U.S. Food and Drug Administration News

The U.S. Food and Drug Administration (FDA) has released a set of guidance documents for biosimilars. Together, the documents outline how the FDA will assess biologic drug exclusivity, biosimilars, and interchangeability. It is expected that the changes discussed will have a significant effect on data collection to support a biosimilar approval application.

According to the biosimilar guidance documents, the FDA will allow biosimilars to be formatted differently and/or delivered differently than the reference drug. However, any differences must be supported by data showing that there are no meaningful differences in quality, efficacy, potency, and safety. In general, analytical studies, a clinical pharmacokinetic study, and a pharmacodynamics study will be required.

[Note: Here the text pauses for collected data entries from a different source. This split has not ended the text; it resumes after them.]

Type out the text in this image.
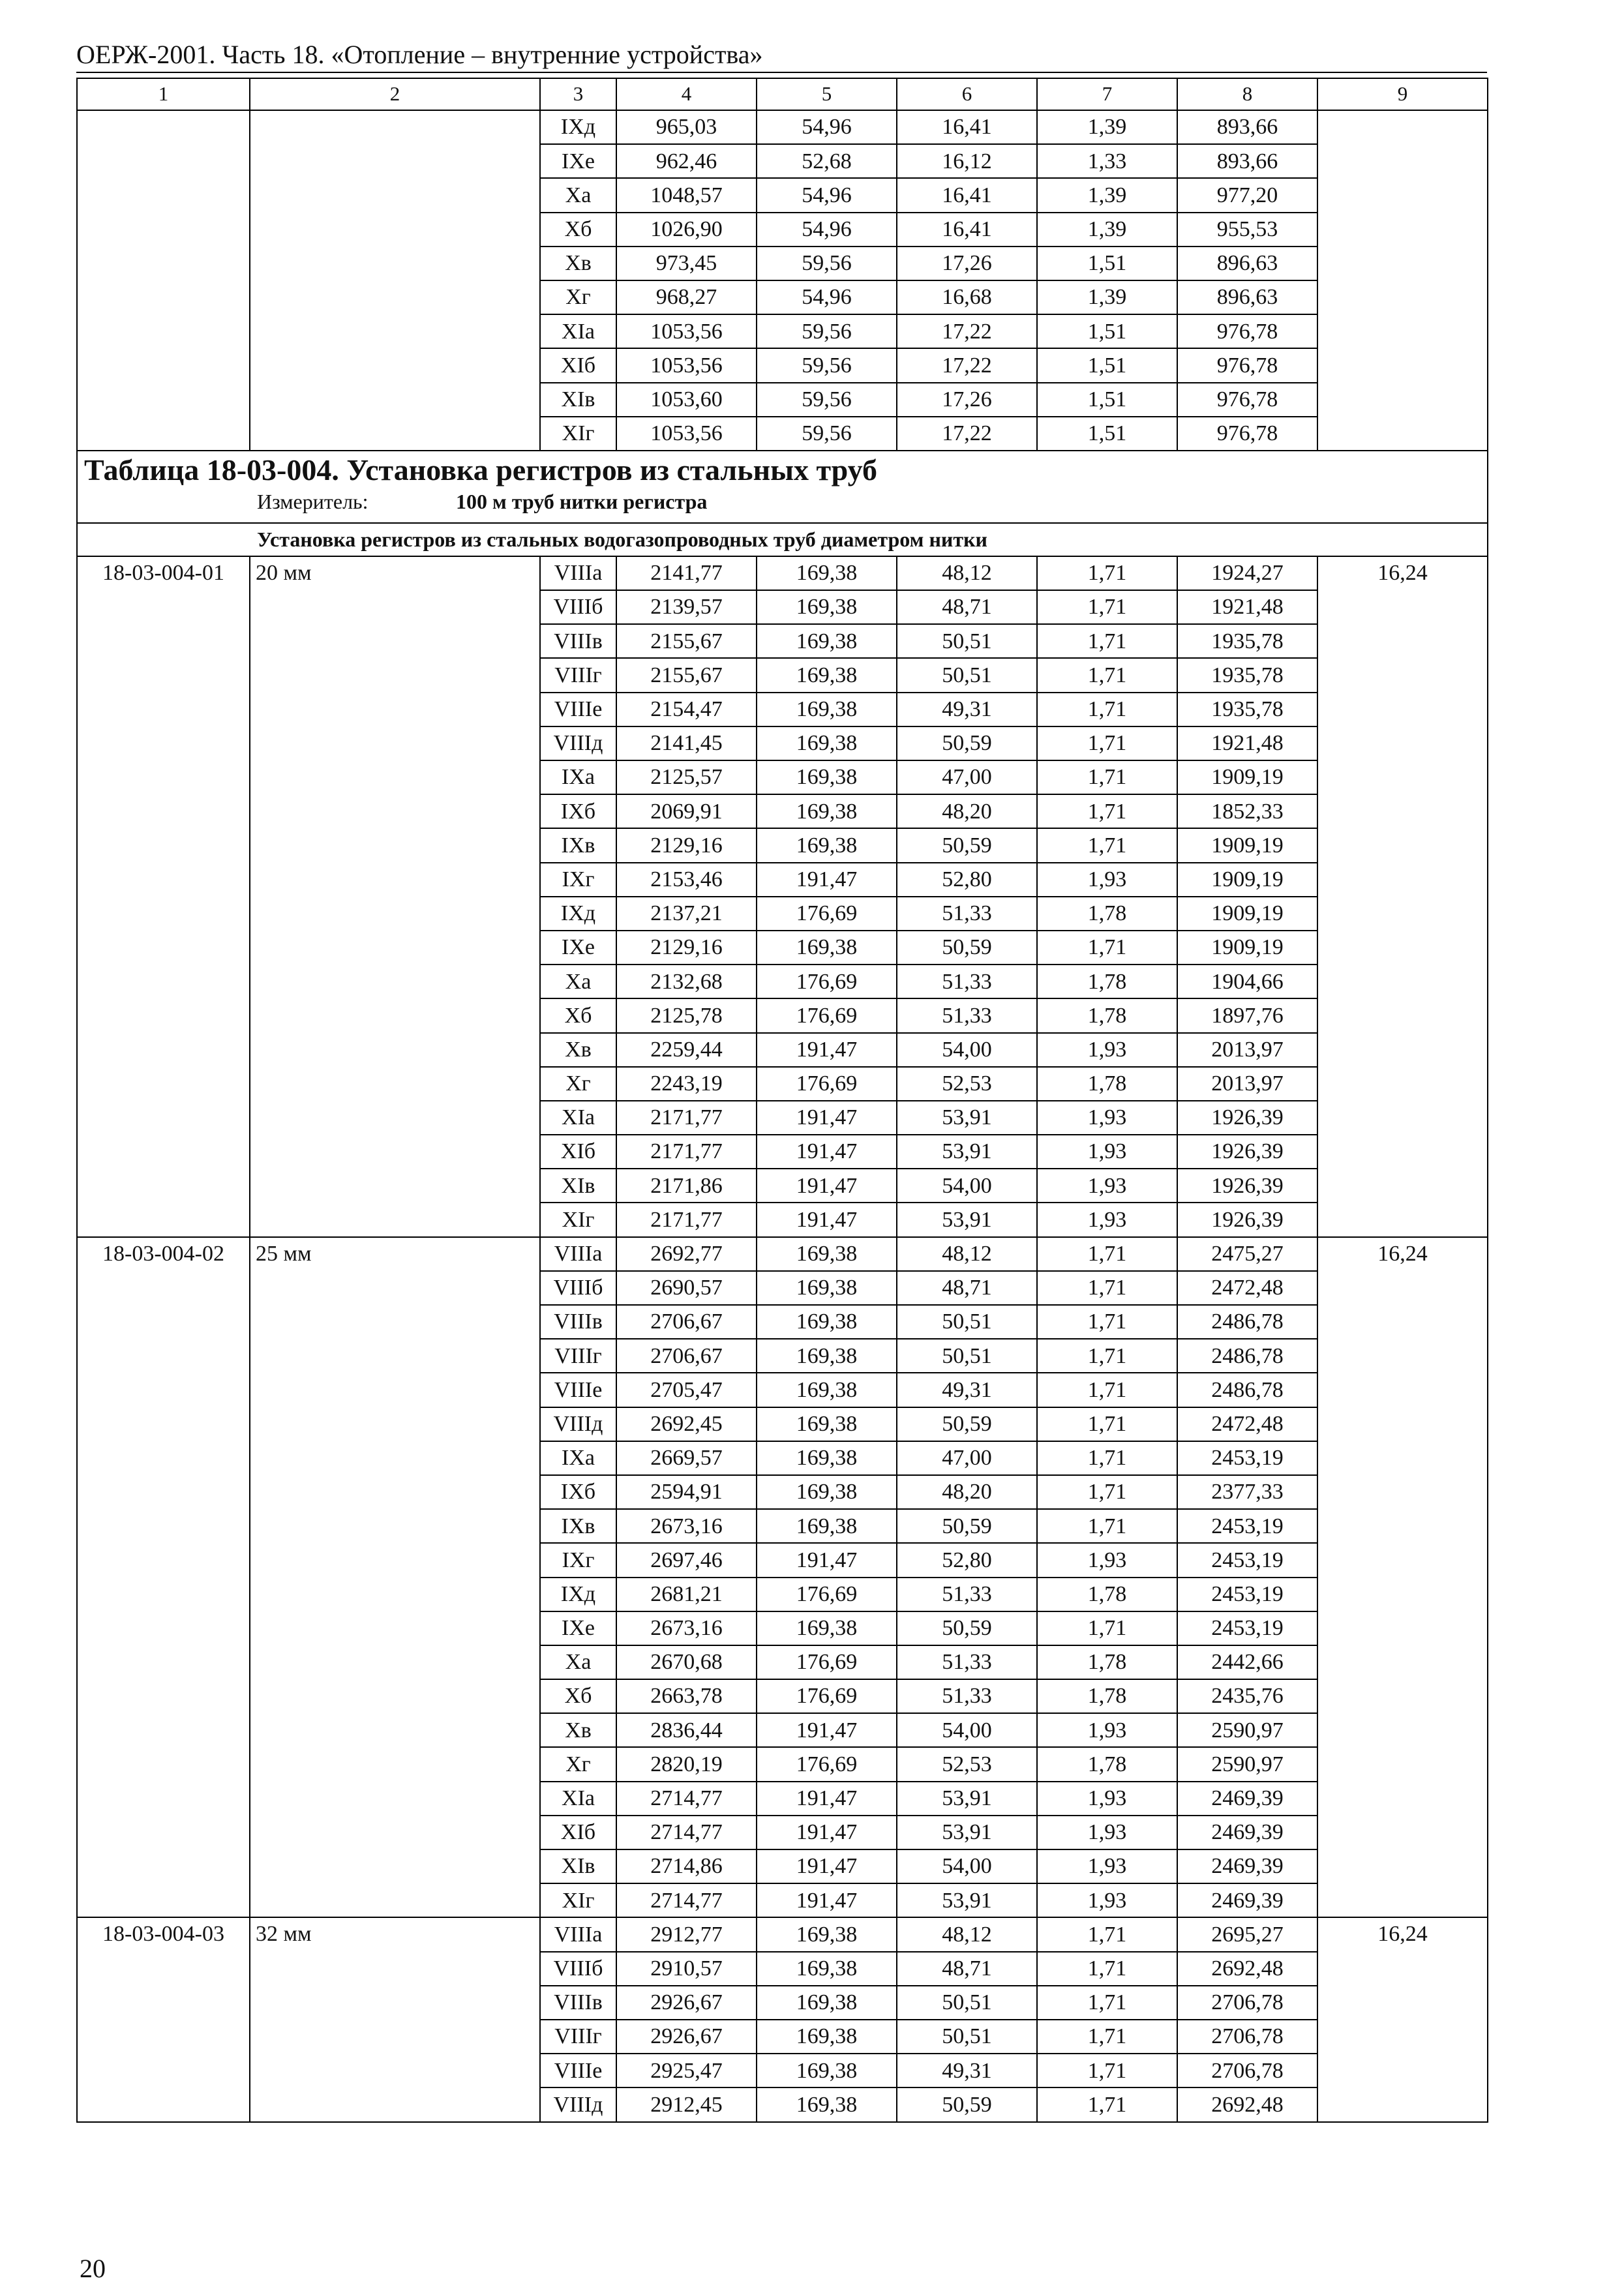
ОЕРЖ-2001. Часть 18. «Отопление – внутренние устройства»
1	2	3	4	5	6	7	8	9
		IXд	965,03	54,96	16,41	1,39	893,66	
		IXе	962,46	52,68	16,12	1,33	893,66	
		Xа	1048,57	54,96	16,41	1,39	977,20	
		Xб	1026,90	54,96	16,41	1,39	955,53	
		Xв	973,45	59,56	17,26	1,51	896,63	
		Xг	968,27	54,96	16,68	1,39	896,63	
		XIа	1053,56	59,56	17,22	1,51	976,78	
		XIб	1053,56	59,56	17,22	1,51	976,78	
		XIв	1053,60	59,56	17,26	1,51	976,78	
		XIг	1053,56	59,56	17,22	1,51	976,78	

Таблица 18-03-004. Установка регистров из стальных труб
Измеритель: 100 м труб нитки регистра								

Установка регистров из стальных водогазопроводных труб диаметром нитки								
18-03-004-01	20 мм	VIIIа	2141,77	169,38	48,12	1,71	1924,27	16,24
		VIIIб	2139,57	169,38	48,71	1,71	1921,48	
		VIIIв	2155,67	169,38	50,51	1,71	1935,78	
		VIIIг	2155,67	169,38	50,51	1,71	1935,78	
		VIIIе	2154,47	169,38	49,31	1,71	1935,78	
		VIIIд	2141,45	169,38	50,59	1,71	1921,48	
		IXа	2125,57	169,38	47,00	1,71	1909,19	
		IXб	2069,91	169,38	48,20	1,71	1852,33	
		IXв	2129,16	169,38	50,59	1,71	1909,19	
		IXг	2153,46	191,47	52,80	1,93	1909,19	
		IXд	2137,21	176,69	51,33	1,78	1909,19	
		IXе	2129,16	169,38	50,59	1,71	1909,19	
		Xа	2132,68	176,69	51,33	1,78	1904,66	
		Xб	2125,78	176,69	51,33	1,78	1897,76	
		Xв	2259,44	191,47	54,00	1,93	2013,97	
		Xг	2243,19	176,69	52,53	1,78	2013,97	
		XIа	2171,77	191,47	53,91	1,93	1926,39	
		XIб	2171,77	191,47	53,91	1,93	1926,39	
		XIв	2171,86	191,47	54,00	1,93	1926,39	
		XIг	2171,77	191,47	53,91	1,93	1926,39	
18-03-004-02	25 мм	VIIIа	2692,77	169,38	48,12	1,71	2475,27	16,24
		VIIIб	2690,57	169,38	48,71	1,71	2472,48	
		VIIIв	2706,67	169,38	50,51	1,71	2486,78	
		VIIIг	2706,67	169,38	50,51	1,71	2486,78	
		VIIIе	2705,47	169,38	49,31	1,71	2486,78	
		VIIIд	2692,45	169,38	50,59	1,71	2472,48	
		IXа	2669,57	169,38	47,00	1,71	2453,19	
		IXб	2594,91	169,38	48,20	1,71	2377,33	
		IXв	2673,16	169,38	50,59	1,71	2453,19	
		IXг	2697,46	191,47	52,80	1,93	2453,19	
		IXд	2681,21	176,69	51,33	1,78	2453,19	
		IXе	2673,16	169,38	50,59	1,71	2453,19	
		Xа	2670,68	176,69	51,33	1,78	2442,66	
		Xб	2663,78	176,69	51,33	1,78	2435,76	
		Xв	2836,44	191,47	54,00	1,93	2590,97	
		Xг	2820,19	176,69	52,53	1,78	2590,97	
		XIа	2714,77	191,47	53,91	1,93	2469,39	
		XIб	2714,77	191,47	53,91	1,93	2469,39	
		XIв	2714,86	191,47	54,00	1,93	2469,39	
		XIг	2714,77	191,47	53,91	1,93	2469,39	
18-03-004-03	32 мм	VIIIа	2912,77	169,38	48,12	1,71	2695,27	16,24
		VIIIб	2910,57	169,38	48,71	1,71	2692,48	
		VIIIв	2926,67	169,38	50,51	1,71	2706,78	
		VIIIг	2926,67	169,38	50,51	1,71	2706,78	
		VIIIе	2925,47	169,38	49,31	1,71	2706,78	
		VIIIд	2912,45	169,38	50,59	1,71	2692,48	
20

The FDA has further announced that, by May 2017, electronic submissions will be required for new drug, generic drug, biosimilar, and biologic applications. Drug master files and new biologic product files — and any amendments to these files — must also be submitted electronically. Clinical trial applications must be submitted electronically starting in May 2018. The FDA is also planning to require electronic submission of drug promotional materials.

In addition, the FDA has released a draft guidance that formalizes the use of patient preference information in medical device approvals — a change that may make device approvals faster. Devices could potentially be approved for a subset of the relevant population. Another guidance recently released discusses planned medical device clinical trial changes that can be implemented over the course of a study. This change in practice could result in cheaper trials and a better chance of trial success.